Now, he says he is learning about love.  How to love other people, how to love himself.

A turning point for Rivera was the death of his grandfather, who saw young Roberto in his wholeness, simmering and on the brink of something. “He didn’t just see the talent and passion in me,” Rivera says of his grandfather, “He saw my pain.”

Rivera is the president and lead change agent of The Good Life Organization (GLO), a social enterprise that catches young people who slip through the cracks of our educational and social systems.  He catches them with hip-hop, storytelling, videography, and personal connection. He does it because he stepped out of the cracks himself in a journey that took him from “dope dealer to hope dealer.”

That’s how Rivera sees students in GLO’s afterschool Fulfill the Dream workshops, a series of encounters that draw out the genius of young people who are considered “at-risk”, but who have the impulse to give and create. Seeing the beauty beneath a rough exterior is what Rivera calls “Michelangelo vision” —the ability to look beyond like his grandfather could.

“He was my Michelangelo,” Rivera says. His grandfather was the son of immigrants. He went to college against the odds, sent money home to his siblings, and led an altruistic life grounded in the community. His death took Rivera off the “track to distraction,” the path that seeks a pleasure-centered life, filled with fleeting feel-good moments that leave an emptiness in their wake.

Ten years ago, Rivera started GLO as a service born out of love, he says. He works in underserved communities, mostly with young people of color who struggle as he did. “All that work is bursting out of the heart of a big brother who is trying to love these kids,” he says. “I want them to be great, to be walking in their dreams.”

As he pursues a Ph.D. in educational psychology at the University of Wisconsin-Madison, Rivera applies empirical evidence to what he already knows through experience: “Education can have the most profound impact on people’s lives.” But he is careful not to fall for clichéd strategies aimed at pulling kids from one side of the achievement gap to the other.
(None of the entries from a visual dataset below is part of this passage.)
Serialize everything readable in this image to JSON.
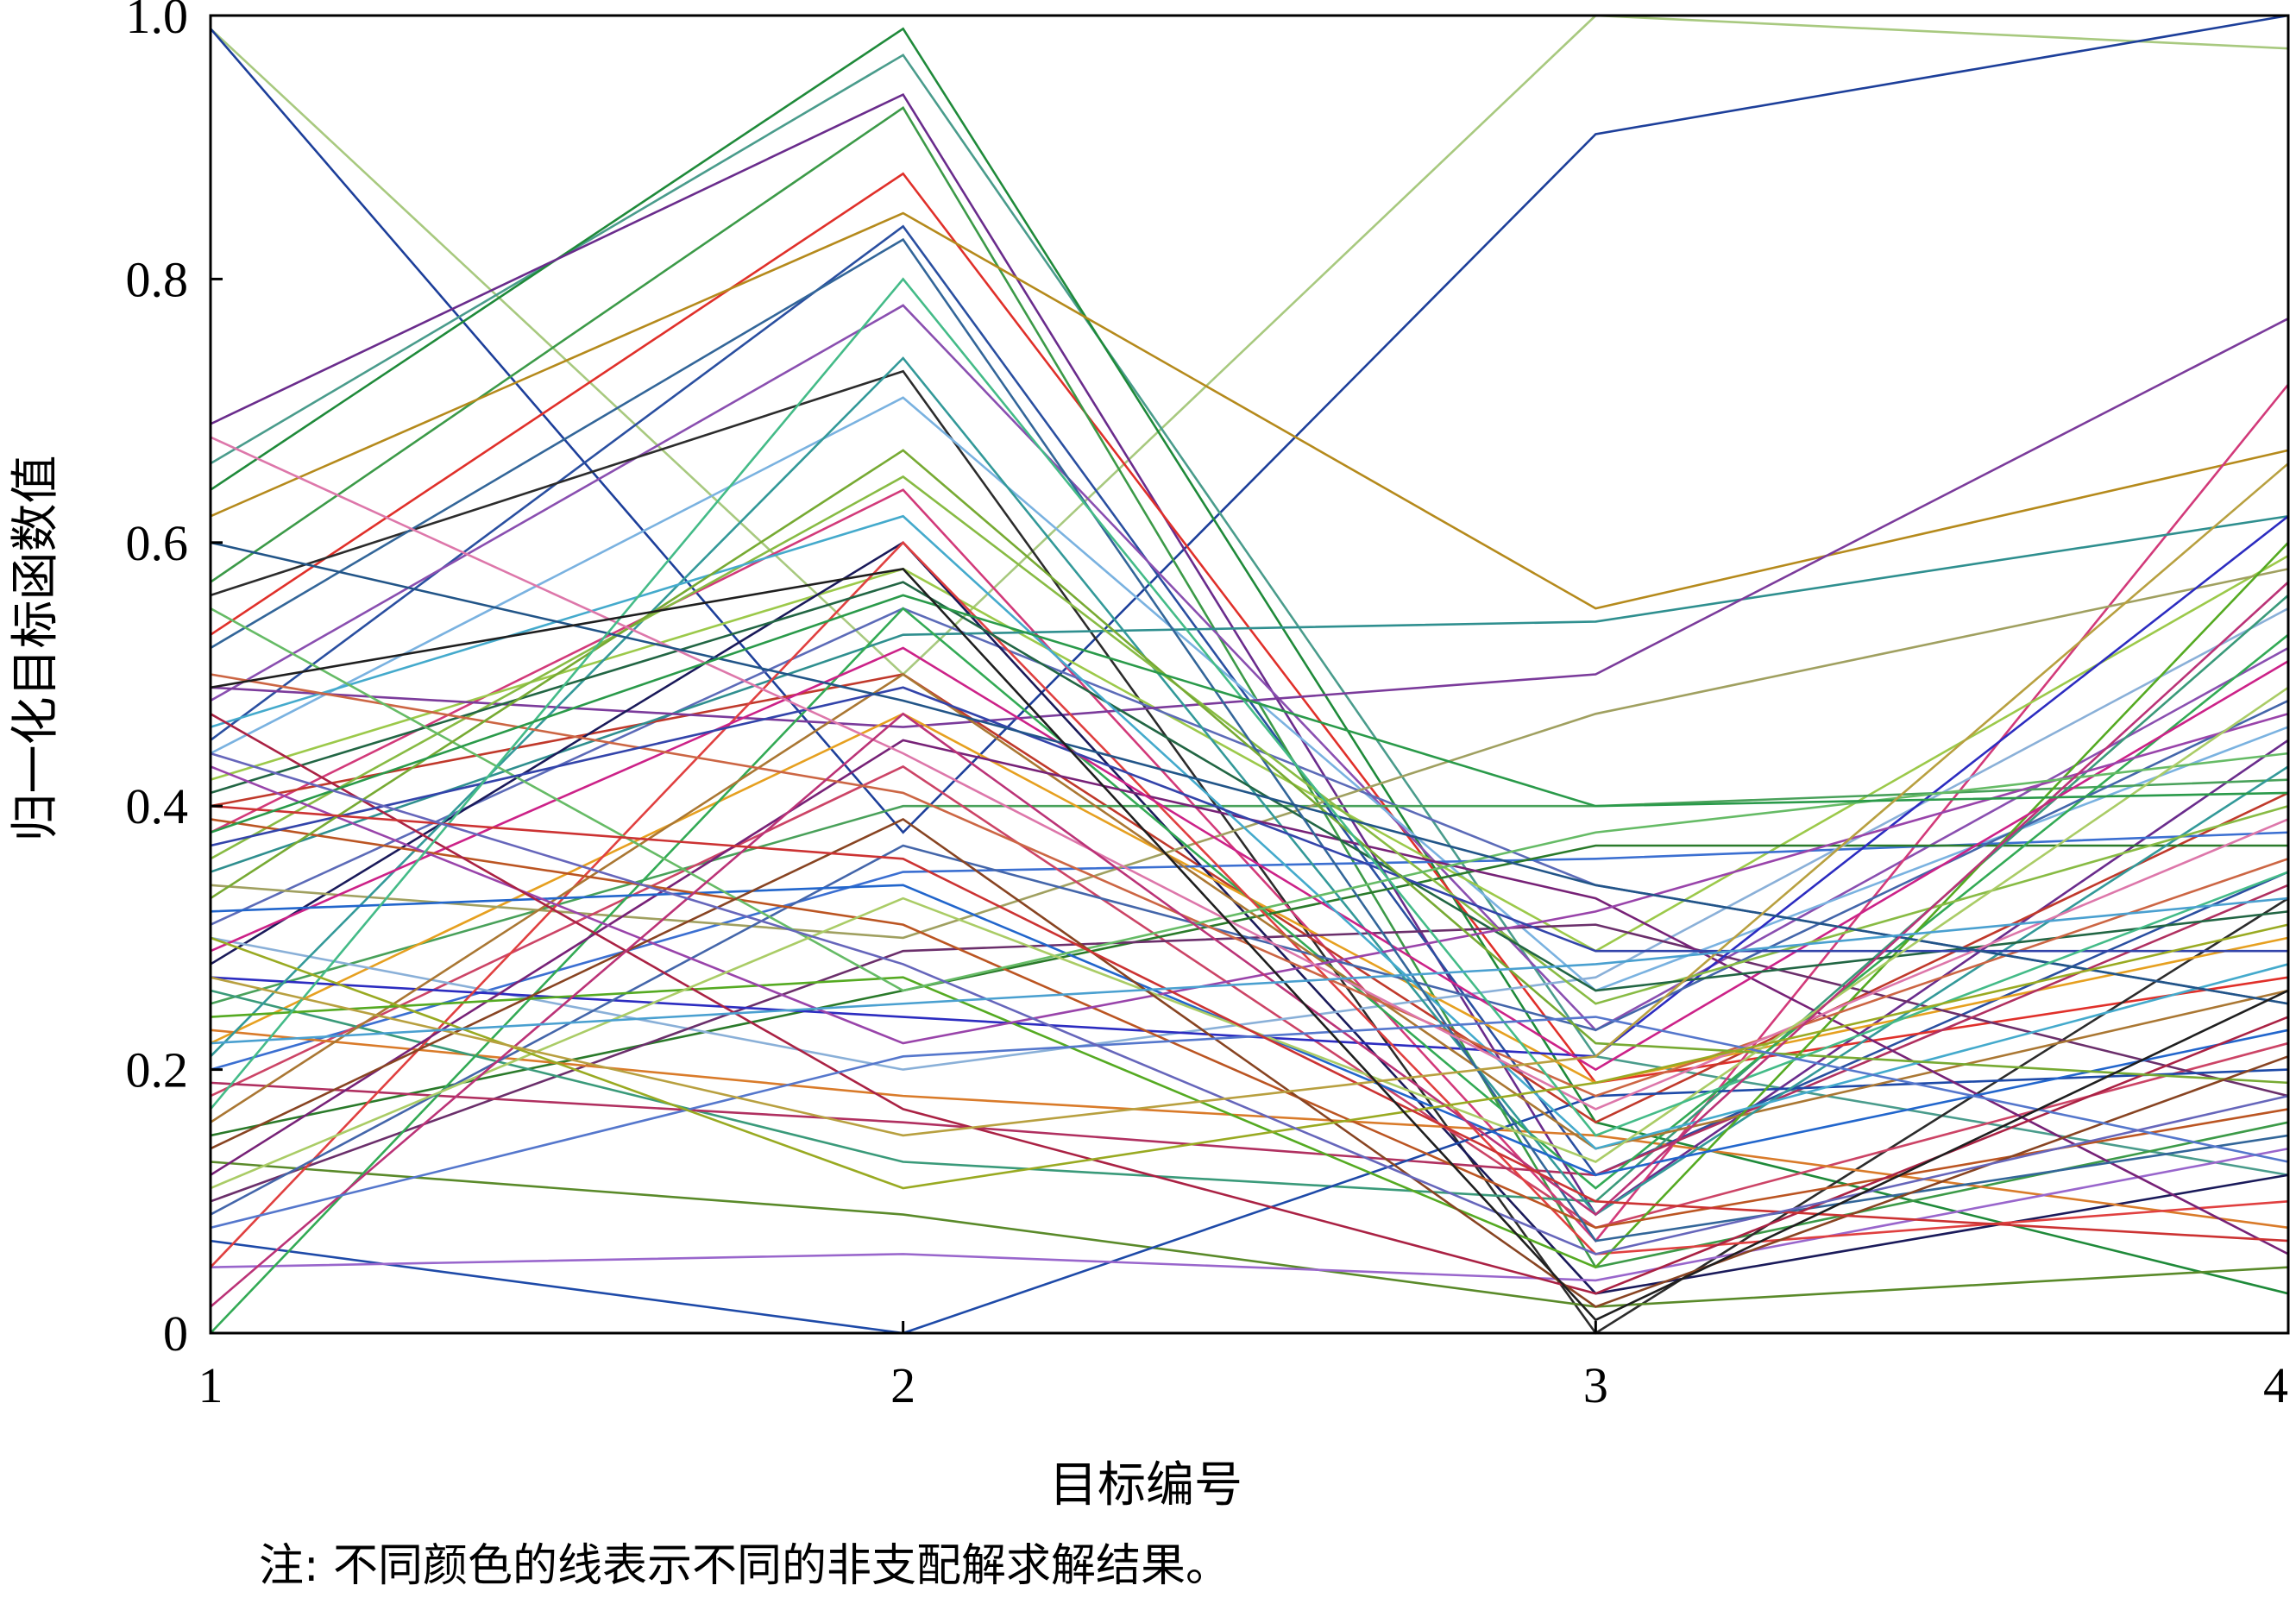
{
  "chart_data": {
    "type": "line",
    "subtype": "parallel-coordinates",
    "xlabel": "目标编号",
    "ylabel": "归一化目标函数值",
    "note": "注: 不同颜色的线表示不同的非支配解求解结果。",
    "x": [
      1,
      2,
      3,
      4
    ],
    "x_tick_labels": [
      "1",
      "2",
      "3",
      "4"
    ],
    "y_tick_labels": [
      "0",
      "0.2",
      "0.4",
      "0.6",
      "0.8",
      "1.0"
    ],
    "y_ticks": [
      0,
      0.2,
      0.4,
      0.6,
      0.8,
      1.0
    ],
    "xlim": [
      1,
      4
    ],
    "ylim": [
      0,
      1
    ],
    "grid": false,
    "series": [
      {
        "color": "#a8c97f",
        "values": [
          0.99,
          0.5,
          1.0,
          0.975
        ]
      },
      {
        "color": "#1d3f9a",
        "values": [
          0.99,
          0.38,
          0.91,
          1.0
        ]
      },
      {
        "color": "#4a9c8c",
        "values": [
          0.66,
          0.97,
          0.21,
          0.12
        ]
      },
      {
        "color": "#1f8a3a",
        "values": [
          0.64,
          0.99,
          0.16,
          0.03
        ]
      },
      {
        "color": "#6a2c8c",
        "values": [
          0.69,
          0.94,
          0.09,
          0.45
        ]
      },
      {
        "color": "#2a4fa0",
        "values": [
          0.45,
          0.84,
          0.12,
          0.35
        ]
      },
      {
        "color": "#e0302a",
        "values": [
          0.53,
          0.88,
          0.19,
          0.27
        ]
      },
      {
        "color": "#3c9a48",
        "values": [
          0.57,
          0.93,
          0.05,
          0.16
        ]
      },
      {
        "color": "#b58a1c",
        "values": [
          0.62,
          0.85,
          0.55,
          0.67
        ]
      },
      {
        "color": "#8a4fb0",
        "values": [
          0.48,
          0.78,
          0.23,
          0.52
        ]
      },
      {
        "color": "#2c2c2c",
        "values": [
          0.56,
          0.73,
          0.0,
          0.33
        ]
      },
      {
        "color": "#7ab2e0",
        "values": [
          0.44,
          0.71,
          0.26,
          0.46
        ]
      },
      {
        "color": "#d23a7a",
        "values": [
          0.38,
          0.64,
          0.07,
          0.72
        ]
      },
      {
        "color": "#9cc94a",
        "values": [
          0.42,
          0.58,
          0.29,
          0.59
        ]
      },
      {
        "color": "#5c6bb8",
        "values": [
          0.31,
          0.55,
          0.34,
          0.25
        ]
      },
      {
        "color": "#c0392b",
        "values": [
          0.4,
          0.5,
          0.16,
          0.41
        ]
      },
      {
        "color": "#2f8f8f",
        "values": [
          0.35,
          0.53,
          0.54,
          0.62
        ]
      },
      {
        "color": "#7b3b9b",
        "values": [
          0.49,
          0.46,
          0.5,
          0.77
        ]
      },
      {
        "color": "#1a1a5a",
        "values": [
          0.28,
          0.6,
          0.03,
          0.12
        ]
      },
      {
        "color": "#49a15a",
        "values": [
          0.25,
          0.4,
          0.4,
          0.42
        ]
      },
      {
        "color": "#e6a020",
        "values": [
          0.22,
          0.47,
          0.19,
          0.3
        ]
      },
      {
        "color": "#3b6fd1",
        "values": [
          0.2,
          0.35,
          0.36,
          0.38
        ]
      },
      {
        "color": "#a0a060",
        "values": [
          0.34,
          0.3,
          0.47,
          0.58
        ]
      },
      {
        "color": "#cc4466",
        "values": [
          0.18,
          0.43,
          0.08,
          0.22
        ]
      },
      {
        "color": "#2a7a2a",
        "values": [
          0.15,
          0.26,
          0.37,
          0.37
        ]
      },
      {
        "color": "#8ab0d8",
        "values": [
          0.3,
          0.2,
          0.27,
          0.55
        ]
      },
      {
        "color": "#6b2f6b",
        "values": [
          0.1,
          0.29,
          0.31,
          0.18
        ]
      },
      {
        "color": "#2c2cc0",
        "values": [
          0.27,
          0.24,
          0.21,
          0.62
        ]
      },
      {
        "color": "#d97b2a",
        "values": [
          0.23,
          0.18,
          0.15,
          0.08
        ]
      },
      {
        "color": "#3a9a7a",
        "values": [
          0.26,
          0.13,
          0.1,
          0.56
        ]
      },
      {
        "color": "#b03060",
        "values": [
          0.19,
          0.16,
          0.12,
          0.34
        ]
      },
      {
        "color": "#5a8a2a",
        "values": [
          0.13,
          0.09,
          0.02,
          0.05
        ]
      },
      {
        "color": "#1e4aa8",
        "values": [
          0.07,
          0.0,
          0.18,
          0.2
        ]
      },
      {
        "color": "#9966cc",
        "values": [
          0.05,
          0.06,
          0.04,
          0.14
        ]
      },
      {
        "color": "#33aa55",
        "values": [
          0.0,
          0.55,
          0.11,
          0.53
        ]
      },
      {
        "color": "#e04040",
        "values": [
          0.05,
          0.6,
          0.06,
          0.1
        ]
      },
      {
        "color": "#4466aa",
        "values": [
          0.09,
          0.37,
          0.23,
          0.48
        ]
      },
      {
        "color": "#aa7733",
        "values": [
          0.16,
          0.5,
          0.14,
          0.26
        ]
      },
      {
        "color": "#339999",
        "values": [
          0.21,
          0.74,
          0.09,
          0.43
        ]
      },
      {
        "color": "#772277",
        "values": [
          0.12,
          0.45,
          0.33,
          0.06
        ]
      },
      {
        "color": "#55aa22",
        "values": [
          0.24,
          0.27,
          0.05,
          0.6
        ]
      },
      {
        "color": "#cc2288",
        "values": [
          0.29,
          0.52,
          0.2,
          0.51
        ]
      },
      {
        "color": "#2266cc",
        "values": [
          0.32,
          0.34,
          0.12,
          0.23
        ]
      },
      {
        "color": "#88bb44",
        "values": [
          0.36,
          0.65,
          0.25,
          0.4
        ]
      },
      {
        "color": "#bb5522",
        "values": [
          0.39,
          0.31,
          0.08,
          0.17
        ]
      },
      {
        "color": "#226644",
        "values": [
          0.41,
          0.57,
          0.26,
          0.32
        ]
      },
      {
        "color": "#9944aa",
        "values": [
          0.43,
          0.22,
          0.32,
          0.47
        ]
      },
      {
        "color": "#44aacc",
        "values": [
          0.46,
          0.62,
          0.14,
          0.28
        ]
      },
      {
        "color": "#cc6644",
        "values": [
          0.5,
          0.41,
          0.18,
          0.36
        ]
      },
      {
        "color": "#336699",
        "values": [
          0.52,
          0.83,
          0.07,
          0.15
        ]
      },
      {
        "color": "#66bb66",
        "values": [
          0.55,
          0.26,
          0.38,
          0.44
        ]
      },
      {
        "color": "#aa2244",
        "values": [
          0.47,
          0.17,
          0.03,
          0.24
        ]
      },
      {
        "color": "#3344aa",
        "values": [
          0.37,
          0.49,
          0.29,
          0.29
        ]
      },
      {
        "color": "#77aa33",
        "values": [
          0.33,
          0.67,
          0.22,
          0.19
        ]
      },
      {
        "color": "#dd77aa",
        "values": [
          0.68,
          0.44,
          0.17,
          0.39
        ]
      },
      {
        "color": "#225588",
        "values": [
          0.6,
          0.48,
          0.34,
          0.25
        ]
      },
      {
        "color": "#aacc66",
        "values": [
          0.11,
          0.33,
          0.13,
          0.49
        ]
      },
      {
        "color": "#884422",
        "values": [
          0.14,
          0.39,
          0.02,
          0.21
        ]
      },
      {
        "color": "#44bb88",
        "values": [
          0.17,
          0.8,
          0.15,
          0.35
        ]
      },
      {
        "color": "#bb3377",
        "values": [
          0.02,
          0.47,
          0.09,
          0.57
        ]
      },
      {
        "color": "#5577cc",
        "values": [
          0.08,
          0.21,
          0.24,
          0.13
        ]
      },
      {
        "color": "#99aa22",
        "values": [
          0.3,
          0.11,
          0.19,
          0.31
        ]
      },
      {
        "color": "#cc3333",
        "values": [
          0.4,
          0.36,
          0.1,
          0.07
        ]
      },
      {
        "color": "#2a9a4a",
        "values": [
          0.38,
          0.56,
          0.4,
          0.41
        ]
      },
      {
        "color": "#6666bb",
        "values": [
          0.44,
          0.28,
          0.06,
          0.18
        ]
      },
      {
        "color": "#b8a040",
        "values": [
          0.27,
          0.15,
          0.21,
          0.66
        ]
      },
      {
        "color": "#1f1f1f",
        "values": [
          0.49,
          0.58,
          0.01,
          0.26
        ]
      },
      {
        "color": "#4aa0d0",
        "values": [
          0.22,
          0.25,
          0.28,
          0.33
        ]
      }
    ]
  }
}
He notes that standard educational goals can produce high-achievers who go to Ivy League schools, earn their MBAs, join blue-chip corporations, and devise brilliant financial schemes that build immense wealth for the few on Wall Street, and chaos for everyone else.

It’s not enough to be smart, self-satisfied, and successful, Rivera says. “We want all kids on both sides of the gap to have a moral compass, to think critically, and to make the institutions that they’re a part of and the communities that they serve to be more just and more humane.”

At GLO, he reminds young people of their heritage in hip-hop, the most innovative cultural movement of this age. He tells them about the Jamaican-born, Bronx-raised DJ Kool Herc, who transformed the turntable into an instrument, got everyone break-dancing, and brought hip-hop into being. Kool Herc opened a space for joy and expression and thus transformed a culture. And he started out just like them.

“This is their history, and it’s important that they know it and claim it, and build off that foundation,” Rivera says. “If our kids today can recapture that narrative, realize their link in the chain of tradition, it’s not so farfetched that they might have the idea for the new Facebook.”

Rivera helps young people find their “inner GPS” and turn it up so that the reality of love dominates all others. “There’s a real clash of realities happening right now,” he says. “The one that will win is the one that people embody and live.”